CEE6625: Transportation and Energy is a 3 credit graduate level course by Dr. Michael Rodgers and Dr. Randall Guensler at Georgia Tech. This course explores the relationships between the transportation infrastructure, technology, and energy consumption, with a focus on the potential impacts of alternative futures for transportation and energy systems. Through the course, students explored the potential changes in well-to-wheel energy consumption and greenhouse gas emissions associated with alternative energy scenarios applied to specific transportation subsectors.

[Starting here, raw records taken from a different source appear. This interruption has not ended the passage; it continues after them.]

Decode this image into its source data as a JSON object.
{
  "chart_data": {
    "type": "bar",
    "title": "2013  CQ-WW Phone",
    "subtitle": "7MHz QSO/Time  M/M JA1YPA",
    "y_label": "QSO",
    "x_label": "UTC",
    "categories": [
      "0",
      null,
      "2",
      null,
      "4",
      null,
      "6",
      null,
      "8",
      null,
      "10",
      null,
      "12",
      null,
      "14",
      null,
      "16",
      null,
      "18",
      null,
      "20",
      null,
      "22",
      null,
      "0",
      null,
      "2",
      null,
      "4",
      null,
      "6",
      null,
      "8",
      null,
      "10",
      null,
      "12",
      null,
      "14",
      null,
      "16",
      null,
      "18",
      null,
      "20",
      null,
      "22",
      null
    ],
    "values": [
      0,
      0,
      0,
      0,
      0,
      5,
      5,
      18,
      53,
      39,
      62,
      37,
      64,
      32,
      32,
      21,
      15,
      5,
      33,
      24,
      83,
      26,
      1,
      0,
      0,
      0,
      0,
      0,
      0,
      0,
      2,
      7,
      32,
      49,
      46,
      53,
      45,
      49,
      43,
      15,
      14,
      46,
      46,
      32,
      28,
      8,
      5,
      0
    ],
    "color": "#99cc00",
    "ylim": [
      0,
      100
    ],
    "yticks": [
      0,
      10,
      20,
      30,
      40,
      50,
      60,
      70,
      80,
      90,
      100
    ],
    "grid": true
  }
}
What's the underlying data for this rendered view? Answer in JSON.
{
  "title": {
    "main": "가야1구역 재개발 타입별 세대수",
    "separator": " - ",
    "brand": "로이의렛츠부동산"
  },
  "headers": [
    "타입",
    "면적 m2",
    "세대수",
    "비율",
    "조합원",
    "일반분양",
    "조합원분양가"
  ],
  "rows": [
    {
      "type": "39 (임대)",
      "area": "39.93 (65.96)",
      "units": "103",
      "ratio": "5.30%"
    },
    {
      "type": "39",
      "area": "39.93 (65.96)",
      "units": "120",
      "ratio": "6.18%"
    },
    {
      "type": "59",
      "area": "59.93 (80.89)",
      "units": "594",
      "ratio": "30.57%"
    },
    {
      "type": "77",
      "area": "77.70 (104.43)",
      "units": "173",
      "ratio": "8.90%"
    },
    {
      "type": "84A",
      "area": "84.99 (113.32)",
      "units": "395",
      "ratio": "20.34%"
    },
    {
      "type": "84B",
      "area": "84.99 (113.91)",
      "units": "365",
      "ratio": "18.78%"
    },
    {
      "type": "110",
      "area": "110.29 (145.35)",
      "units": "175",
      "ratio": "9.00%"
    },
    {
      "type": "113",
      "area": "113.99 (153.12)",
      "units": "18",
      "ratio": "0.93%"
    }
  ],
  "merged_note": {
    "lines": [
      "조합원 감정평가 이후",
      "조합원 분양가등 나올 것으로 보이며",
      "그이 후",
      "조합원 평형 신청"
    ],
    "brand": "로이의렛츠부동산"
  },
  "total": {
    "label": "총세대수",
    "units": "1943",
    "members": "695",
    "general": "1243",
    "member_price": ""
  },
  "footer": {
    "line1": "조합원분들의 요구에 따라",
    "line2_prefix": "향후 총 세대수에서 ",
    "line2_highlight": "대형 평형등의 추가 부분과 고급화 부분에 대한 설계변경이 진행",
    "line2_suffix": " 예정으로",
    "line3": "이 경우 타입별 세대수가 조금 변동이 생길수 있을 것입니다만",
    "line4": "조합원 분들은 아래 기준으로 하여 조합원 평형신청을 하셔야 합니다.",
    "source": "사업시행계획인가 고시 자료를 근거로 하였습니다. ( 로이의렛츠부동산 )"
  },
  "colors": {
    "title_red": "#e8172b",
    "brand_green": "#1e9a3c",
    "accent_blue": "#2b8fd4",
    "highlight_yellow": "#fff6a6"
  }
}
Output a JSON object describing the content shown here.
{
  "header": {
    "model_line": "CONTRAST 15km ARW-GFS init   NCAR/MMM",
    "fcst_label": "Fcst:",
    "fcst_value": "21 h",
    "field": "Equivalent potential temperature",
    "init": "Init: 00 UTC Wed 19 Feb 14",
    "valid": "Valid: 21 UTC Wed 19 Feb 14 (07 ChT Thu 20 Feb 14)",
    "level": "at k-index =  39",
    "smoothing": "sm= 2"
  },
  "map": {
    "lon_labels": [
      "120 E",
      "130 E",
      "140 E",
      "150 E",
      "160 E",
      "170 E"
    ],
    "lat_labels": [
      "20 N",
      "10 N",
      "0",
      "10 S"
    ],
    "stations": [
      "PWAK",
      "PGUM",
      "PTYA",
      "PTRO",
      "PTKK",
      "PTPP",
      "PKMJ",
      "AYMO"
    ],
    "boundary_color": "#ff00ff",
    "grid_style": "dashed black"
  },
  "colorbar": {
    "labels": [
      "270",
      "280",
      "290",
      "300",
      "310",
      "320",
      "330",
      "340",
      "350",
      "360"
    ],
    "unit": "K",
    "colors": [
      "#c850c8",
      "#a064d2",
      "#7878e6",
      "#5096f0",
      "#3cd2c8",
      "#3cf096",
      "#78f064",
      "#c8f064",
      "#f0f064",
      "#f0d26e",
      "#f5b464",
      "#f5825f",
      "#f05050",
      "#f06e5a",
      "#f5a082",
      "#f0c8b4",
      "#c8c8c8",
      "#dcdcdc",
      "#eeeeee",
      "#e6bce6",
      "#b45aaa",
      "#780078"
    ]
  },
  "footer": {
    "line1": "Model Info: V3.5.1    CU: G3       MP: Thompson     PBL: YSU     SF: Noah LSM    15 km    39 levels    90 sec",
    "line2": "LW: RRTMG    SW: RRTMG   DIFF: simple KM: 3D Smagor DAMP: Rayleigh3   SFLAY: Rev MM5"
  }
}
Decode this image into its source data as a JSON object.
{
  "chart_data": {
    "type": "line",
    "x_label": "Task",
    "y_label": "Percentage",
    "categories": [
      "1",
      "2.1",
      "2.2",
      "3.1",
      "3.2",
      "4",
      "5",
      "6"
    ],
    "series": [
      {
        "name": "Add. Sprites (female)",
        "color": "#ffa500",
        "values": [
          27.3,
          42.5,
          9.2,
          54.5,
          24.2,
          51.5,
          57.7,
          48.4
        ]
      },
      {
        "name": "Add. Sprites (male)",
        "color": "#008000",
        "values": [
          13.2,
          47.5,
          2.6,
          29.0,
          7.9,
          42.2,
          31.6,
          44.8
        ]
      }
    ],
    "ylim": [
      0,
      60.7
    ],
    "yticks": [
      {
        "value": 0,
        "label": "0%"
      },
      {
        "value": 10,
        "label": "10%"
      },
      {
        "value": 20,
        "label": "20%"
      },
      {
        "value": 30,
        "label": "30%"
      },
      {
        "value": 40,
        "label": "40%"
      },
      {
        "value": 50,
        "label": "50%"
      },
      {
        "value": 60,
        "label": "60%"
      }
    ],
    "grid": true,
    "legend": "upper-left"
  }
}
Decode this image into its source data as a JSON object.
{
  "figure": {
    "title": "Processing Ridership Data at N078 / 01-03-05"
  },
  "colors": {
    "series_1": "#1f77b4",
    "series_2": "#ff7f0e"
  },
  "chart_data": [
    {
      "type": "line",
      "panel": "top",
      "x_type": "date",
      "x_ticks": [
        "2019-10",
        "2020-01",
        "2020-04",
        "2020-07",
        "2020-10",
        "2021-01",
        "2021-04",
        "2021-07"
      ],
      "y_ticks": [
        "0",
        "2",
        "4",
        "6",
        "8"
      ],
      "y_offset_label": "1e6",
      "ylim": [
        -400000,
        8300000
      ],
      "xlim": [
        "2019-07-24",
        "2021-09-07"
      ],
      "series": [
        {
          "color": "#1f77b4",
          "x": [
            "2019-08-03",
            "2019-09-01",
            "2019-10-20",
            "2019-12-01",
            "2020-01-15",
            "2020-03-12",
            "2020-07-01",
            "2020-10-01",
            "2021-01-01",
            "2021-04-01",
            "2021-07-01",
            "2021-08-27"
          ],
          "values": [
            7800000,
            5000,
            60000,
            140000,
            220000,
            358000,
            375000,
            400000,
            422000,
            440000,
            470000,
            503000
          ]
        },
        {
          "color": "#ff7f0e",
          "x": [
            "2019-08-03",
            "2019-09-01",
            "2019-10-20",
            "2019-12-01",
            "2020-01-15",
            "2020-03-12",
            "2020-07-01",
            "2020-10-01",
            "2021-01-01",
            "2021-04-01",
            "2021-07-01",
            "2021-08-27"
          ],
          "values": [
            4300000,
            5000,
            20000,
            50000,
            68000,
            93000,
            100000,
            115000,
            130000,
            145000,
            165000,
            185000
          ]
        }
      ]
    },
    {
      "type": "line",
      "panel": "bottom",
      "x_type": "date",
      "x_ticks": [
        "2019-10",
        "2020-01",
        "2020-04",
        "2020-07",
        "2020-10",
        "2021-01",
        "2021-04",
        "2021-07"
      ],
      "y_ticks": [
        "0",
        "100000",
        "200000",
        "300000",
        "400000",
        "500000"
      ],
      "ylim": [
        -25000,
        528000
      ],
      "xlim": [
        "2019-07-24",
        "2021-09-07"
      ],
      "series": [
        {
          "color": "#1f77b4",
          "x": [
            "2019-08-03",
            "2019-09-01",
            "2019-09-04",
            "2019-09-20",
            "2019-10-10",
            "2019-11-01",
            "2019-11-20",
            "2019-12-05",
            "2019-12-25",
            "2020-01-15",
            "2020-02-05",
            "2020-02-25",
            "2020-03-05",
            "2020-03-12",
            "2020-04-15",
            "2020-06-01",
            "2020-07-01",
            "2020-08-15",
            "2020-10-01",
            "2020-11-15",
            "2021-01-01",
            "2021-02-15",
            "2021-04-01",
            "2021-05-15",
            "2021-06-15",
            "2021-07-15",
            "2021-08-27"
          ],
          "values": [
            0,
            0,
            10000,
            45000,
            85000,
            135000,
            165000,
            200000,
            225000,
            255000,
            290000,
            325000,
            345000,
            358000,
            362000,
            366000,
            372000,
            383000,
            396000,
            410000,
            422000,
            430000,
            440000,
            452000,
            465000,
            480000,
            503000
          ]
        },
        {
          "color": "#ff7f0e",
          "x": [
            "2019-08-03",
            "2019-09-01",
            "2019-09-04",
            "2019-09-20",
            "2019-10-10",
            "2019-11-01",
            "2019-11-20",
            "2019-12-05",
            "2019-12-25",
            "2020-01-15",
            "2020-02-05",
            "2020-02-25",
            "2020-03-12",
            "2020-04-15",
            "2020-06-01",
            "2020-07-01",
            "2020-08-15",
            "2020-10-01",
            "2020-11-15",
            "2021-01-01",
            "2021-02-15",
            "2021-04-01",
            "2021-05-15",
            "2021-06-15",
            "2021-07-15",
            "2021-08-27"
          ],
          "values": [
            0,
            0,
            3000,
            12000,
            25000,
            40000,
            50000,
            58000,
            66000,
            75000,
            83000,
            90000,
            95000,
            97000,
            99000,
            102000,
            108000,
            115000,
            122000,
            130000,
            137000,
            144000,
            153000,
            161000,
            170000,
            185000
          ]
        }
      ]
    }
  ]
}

The goal of the final project is to use students’ acquired transportation subsystem and energy subsector knowledge from the midterm, assess the potential impacts of two assigned fuels applied to their assigned transportation subsector. The groups were reshuffled for the final project, so that each team have midterm project experts for each of the assigned fuels and transportation sectors. Each team applied appropriate energy, emissions, and other models (e.g., GREET, MOVES, MOVES-Matrix data, the fuel and emissions calculator, etc.) to compare and contrast the potential benefits and costs of the two fuels proposed for a specific transportation sector for the year 2030. The scenario analysis required teams to forecast future transportation demand, fleet composition, energy demand, infrastructure requirements for fuel production and transportation, fuel and system costs (capital, operation, and maintenance), and well-to-wheel energy impacts for the two alternative fuels.